Multiple solutions of diffusion equations and hydrodynamics

Background. The main goal of the paper is to construct a new class of solutions of the two-dimensional diffusion equation (heat conductivity), which are multivalued functions. New solutions are associated with quasilinear first-order equations that have a hydrodynamic analogy in the class of flows of an ideal fluid. We compare the classical hydrodynamic analogy of the diffusion process with the flow of a viscous fluid and a new analogy with the flow of an ideal fluid. The general role of branch points in the identification of uniquely determined solutions is considered. New solutions of diffusion equations are constructed. Materials and methods. The method of investigation is the analysis of solutions of the diffusion equations written in coordinates on the complex plane.

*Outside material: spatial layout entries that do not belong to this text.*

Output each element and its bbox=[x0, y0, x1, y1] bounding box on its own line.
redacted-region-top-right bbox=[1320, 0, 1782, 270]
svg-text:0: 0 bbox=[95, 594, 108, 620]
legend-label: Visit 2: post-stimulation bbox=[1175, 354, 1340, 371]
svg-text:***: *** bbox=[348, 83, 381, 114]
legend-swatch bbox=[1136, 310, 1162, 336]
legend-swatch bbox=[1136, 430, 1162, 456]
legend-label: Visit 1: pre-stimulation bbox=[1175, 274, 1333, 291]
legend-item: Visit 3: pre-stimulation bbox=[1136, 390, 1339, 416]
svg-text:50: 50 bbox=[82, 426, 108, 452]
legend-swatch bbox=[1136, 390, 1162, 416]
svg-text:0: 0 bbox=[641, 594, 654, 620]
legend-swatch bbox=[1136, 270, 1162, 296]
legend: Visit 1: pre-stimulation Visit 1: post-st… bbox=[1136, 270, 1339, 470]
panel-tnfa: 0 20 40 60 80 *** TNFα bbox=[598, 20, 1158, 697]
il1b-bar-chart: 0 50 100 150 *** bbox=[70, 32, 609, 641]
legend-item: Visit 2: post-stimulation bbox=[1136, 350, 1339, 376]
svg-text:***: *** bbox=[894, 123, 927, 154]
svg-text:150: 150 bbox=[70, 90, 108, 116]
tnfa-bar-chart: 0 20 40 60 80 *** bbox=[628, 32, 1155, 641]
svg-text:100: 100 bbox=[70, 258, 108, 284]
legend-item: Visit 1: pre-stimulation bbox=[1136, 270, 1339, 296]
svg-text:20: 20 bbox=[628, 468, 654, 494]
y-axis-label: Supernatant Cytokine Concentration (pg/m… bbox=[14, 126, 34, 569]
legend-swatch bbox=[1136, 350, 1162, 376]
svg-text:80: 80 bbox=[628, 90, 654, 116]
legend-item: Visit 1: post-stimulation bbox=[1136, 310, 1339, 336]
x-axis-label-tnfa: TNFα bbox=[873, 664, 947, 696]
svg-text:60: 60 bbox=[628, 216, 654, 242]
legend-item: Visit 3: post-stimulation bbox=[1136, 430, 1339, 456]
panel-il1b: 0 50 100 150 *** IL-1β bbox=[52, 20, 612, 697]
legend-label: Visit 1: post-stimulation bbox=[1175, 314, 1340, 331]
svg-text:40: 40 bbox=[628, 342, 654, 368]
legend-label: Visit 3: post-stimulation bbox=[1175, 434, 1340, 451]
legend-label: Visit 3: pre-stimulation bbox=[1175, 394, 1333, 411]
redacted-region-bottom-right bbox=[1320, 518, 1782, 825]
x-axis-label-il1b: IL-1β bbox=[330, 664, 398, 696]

Results. We found general formulas for calculating the exact multivalued solutions of the two-dimensional diffusion equation based on their connection with quasilinear first-order equations. A new hydrodynamic analogy of these solutions is established with the flows of an ideal liquid in the plane. Specific examples of solutions for several important practical problems are given. Conclusions. Developed in this paper, it is shown that the diffusion (thermal conductivity) equations have many-valued functions as solutions, the number of sheets of which is determined by the initial conditions. The developed method gives a new approach to the constancy of the solutions of the diffusion equations both classical and in the class of multivalued functions.